Two large disputing blocs represented by the main contenders, the National Party and the Libre Party, make up the landscape ahead of the November elections. The “continuity bloc” of the neoliberal-authoritarian project is led by the National Party, an expression of the kleptocratic elite serving as a political tool for the emerging elites that consolidated politically and economically after the 2009 coup. This bloc is strongly supported by the Armed Forces, Evangelical churches, and mainstream media—i.e. those that have benefitted throughout the last decade. To exert its influence, the National Party relies on public and private resources—money, favoritism and political patronage, public institutions, legal services—as well as U.S. support. Despite the fact that both the current president and the National Party’s presidential candidate, Nasry Asfura, have been named in corruption cases and large-scale drug trafficking schemes, they have not received condemnation nor sanctions, as has been the case  in countries not in line with U.S. regional policy.

The opposition bloc—or the "bloc of rupture from neoliberal authoritarianism"—is composed of social actors affected by the model installed after the coup. It has been organized, fundamentally, within social and territorial movements that maintain a temporary alliance with the Libre Party, founded by Manuel Zelaya after he was deposed in 2009. With Xiomara Castro as its candidate, Libre proposes a “new economic model” and what it calls a “refounding of the state.” However, within this bloc, made up of social and popular movements, there are differences of opinion regarding how to execute this new model. Broad sectors including members of civil society, public intellectuals, and grassroots Catholics have gathered around this bloc to fight to reclaim public institutions. Their resources, however, are limited. Their power depends in large part on territorial organization and access to alternative media.
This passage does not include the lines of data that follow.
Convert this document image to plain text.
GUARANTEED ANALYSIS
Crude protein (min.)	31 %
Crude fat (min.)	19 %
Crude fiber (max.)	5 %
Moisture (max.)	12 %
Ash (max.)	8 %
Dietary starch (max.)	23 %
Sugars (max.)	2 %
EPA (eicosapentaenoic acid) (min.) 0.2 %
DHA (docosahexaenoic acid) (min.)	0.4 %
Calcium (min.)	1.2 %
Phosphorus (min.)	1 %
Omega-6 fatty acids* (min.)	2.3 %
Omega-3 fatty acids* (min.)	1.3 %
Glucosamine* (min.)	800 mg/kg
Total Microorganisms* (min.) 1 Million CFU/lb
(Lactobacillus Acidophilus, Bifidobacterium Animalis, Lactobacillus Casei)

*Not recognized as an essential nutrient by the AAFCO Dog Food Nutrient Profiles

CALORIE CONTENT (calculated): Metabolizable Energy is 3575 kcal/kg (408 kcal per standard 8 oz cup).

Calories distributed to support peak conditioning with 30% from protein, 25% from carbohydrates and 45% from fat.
Finally, there is also a third bloc that functions as a pivot in a possible negotiation scenario. This bloc is made up of traditional elite sectors close to opposition parties—mainly the Liberal Party and the Salvador de Honduras Party—that are vying to regain control over public institutions and the rule of law as means to restore the profitability of their businesses. However, these sectors oppose a project that implies an “alternative economic model” as proposed by the “bloc of rupture.” This places them in a middle ground position from which they could negotiate electoral or institutional support in the event of conflict or a transition.

There are two probable scenarios. The first would be a repeat of what happened in 2017: a fraudulent victory for the National Party, eventually imposing the governing party despite broad national mobilizations rejecting the outcome and calls from the international community to redo the elections. The other scenario would be a victory for Libre, but without a majority in the legislature. This would provoke serious challenges to its institutional refoundation agenda and would allow the National Party to systematically boycott Libre from within Congress and from within different public institutions, since the next Congress will elect officials to diverse institutional bodies. This does not mean we should rule out other possible scenarios of extreme polarization and political violence that could lead to a coup d’etat or suspension of the electoral process.

Monitoring respect for the popular will, supporting the restoration of democratic spaces, and bolstering reforms that improve the democratic electoral system and confidence in public institutions will be key for all sectors that seek to reclaim democracy and institutions in Honduras.

Christian Duarte is an economist from the National Autonomous University of Honduras (UNAH) and a graduate student in government and public affairs at the Latin American Department of Social Sciences (FLACSO). He is a member of the Libre Party.